For 0 real roots, the parabola is strictly above the x-axis. Discriminant is b2−4ac<0
For 1 real root (or repeated roots, in other words), the vertex of the parabola touches the x-axis (ie is tangent to it). Discriminant is b2−4ac=0
For 2 real roots, the parabola strictly intersects the x-axis at 2 different points as in the example above. Discriminant is b2−4ac>0
Everything else is just the matter of labelling, such as the y-intercept which is just the constant of the equation (or when x=0).
How would I use something like the solution I attached in order to find out where the x coordinate and y coordinate is on one with 1 real root? And how would I use that solution method to work out the y coordinate when there are no real roots? Is it just the same as the solution I attached, but you miss a few steps because there is only 1 x crossover point coordinate (with 1 real root), and no x crossover point (with no real roots)?
How would I use something like the solution I attached in order to find out where the x coordinate and y coordinate is on one with 1 real root? And how would I use that solution method to work out the y coordinate when there are no real roots? Is it just the same as the solution I attached, but you miss a few steps because there is only 1 x crossover point coordinate (with 1 real root), and no x crossover point (with no real roots)?
What are you actually asking? I don't understand.
The method is always the same. The discriminant tells you how many real roots there are, then you solve the quadratic to get the roots, then you plug in x=0 to see where the parabola crosses the y-axis, note those points down on a graph, and sketch the parabola. If you want accuracy then you'd need to find the vertex as well which is a simple case of completing the square.

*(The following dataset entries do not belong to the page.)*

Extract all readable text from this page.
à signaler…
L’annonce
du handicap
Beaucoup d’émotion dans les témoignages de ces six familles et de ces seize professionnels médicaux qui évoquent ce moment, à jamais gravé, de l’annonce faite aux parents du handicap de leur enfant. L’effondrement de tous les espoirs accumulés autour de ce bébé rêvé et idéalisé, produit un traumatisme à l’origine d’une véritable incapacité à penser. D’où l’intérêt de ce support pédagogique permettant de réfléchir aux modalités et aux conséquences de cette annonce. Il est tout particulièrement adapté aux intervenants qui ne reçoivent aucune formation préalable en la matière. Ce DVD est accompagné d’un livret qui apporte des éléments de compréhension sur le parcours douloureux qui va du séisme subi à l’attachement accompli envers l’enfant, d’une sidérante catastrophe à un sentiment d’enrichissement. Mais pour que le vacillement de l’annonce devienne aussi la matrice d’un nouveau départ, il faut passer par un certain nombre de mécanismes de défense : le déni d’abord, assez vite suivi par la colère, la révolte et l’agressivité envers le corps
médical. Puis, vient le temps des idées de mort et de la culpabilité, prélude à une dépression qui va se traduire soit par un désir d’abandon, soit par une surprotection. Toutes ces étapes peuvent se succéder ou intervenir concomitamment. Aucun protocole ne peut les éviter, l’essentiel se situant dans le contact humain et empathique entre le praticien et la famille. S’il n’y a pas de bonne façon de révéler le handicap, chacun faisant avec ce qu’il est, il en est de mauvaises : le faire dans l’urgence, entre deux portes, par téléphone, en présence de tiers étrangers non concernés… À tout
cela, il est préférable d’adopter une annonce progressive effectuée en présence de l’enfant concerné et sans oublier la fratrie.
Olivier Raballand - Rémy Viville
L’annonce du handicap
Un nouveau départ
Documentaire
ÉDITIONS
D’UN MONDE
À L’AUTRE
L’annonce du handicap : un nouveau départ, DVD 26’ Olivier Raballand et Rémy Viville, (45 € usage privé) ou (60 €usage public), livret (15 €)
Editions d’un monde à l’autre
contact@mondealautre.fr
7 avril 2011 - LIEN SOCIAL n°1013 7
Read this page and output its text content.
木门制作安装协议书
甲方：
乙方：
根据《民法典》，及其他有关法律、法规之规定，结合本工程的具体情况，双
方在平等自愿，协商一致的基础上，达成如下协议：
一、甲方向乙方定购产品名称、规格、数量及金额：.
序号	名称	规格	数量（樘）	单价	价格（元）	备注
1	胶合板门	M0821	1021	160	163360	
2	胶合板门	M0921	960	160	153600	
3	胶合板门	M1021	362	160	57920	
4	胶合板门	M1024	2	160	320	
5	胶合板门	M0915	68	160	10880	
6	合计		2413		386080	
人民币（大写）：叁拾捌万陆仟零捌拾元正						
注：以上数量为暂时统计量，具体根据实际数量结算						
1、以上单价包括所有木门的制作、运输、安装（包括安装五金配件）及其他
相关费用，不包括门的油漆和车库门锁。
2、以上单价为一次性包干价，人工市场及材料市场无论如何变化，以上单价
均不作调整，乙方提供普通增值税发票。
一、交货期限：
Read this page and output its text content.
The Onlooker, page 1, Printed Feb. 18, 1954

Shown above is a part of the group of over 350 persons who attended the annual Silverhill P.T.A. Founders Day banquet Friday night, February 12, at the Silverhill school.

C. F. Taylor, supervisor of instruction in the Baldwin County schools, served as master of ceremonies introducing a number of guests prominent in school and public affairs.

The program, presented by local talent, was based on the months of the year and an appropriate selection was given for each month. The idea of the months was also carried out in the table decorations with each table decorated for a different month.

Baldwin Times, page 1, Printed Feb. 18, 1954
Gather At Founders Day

The method is always the same. The discriminant tells you how many real roots there are, then you solve the quadratic to get the roots, then you plug in x=0 to see where the parabola crosses the y-axis, note those points down on a graph, and sketch the parabola. If you want accuracy then you'd need to find the vertex as well which is a simple case of completing the square.
That's what I wanted to know. I was wondering if you always found the number of real roots, then solved quadratic, plugged in x=0, etc. Thanks.
What do you mean by "if you want accuracy"? What is a vertex? Sorry for my bad explanation of my question.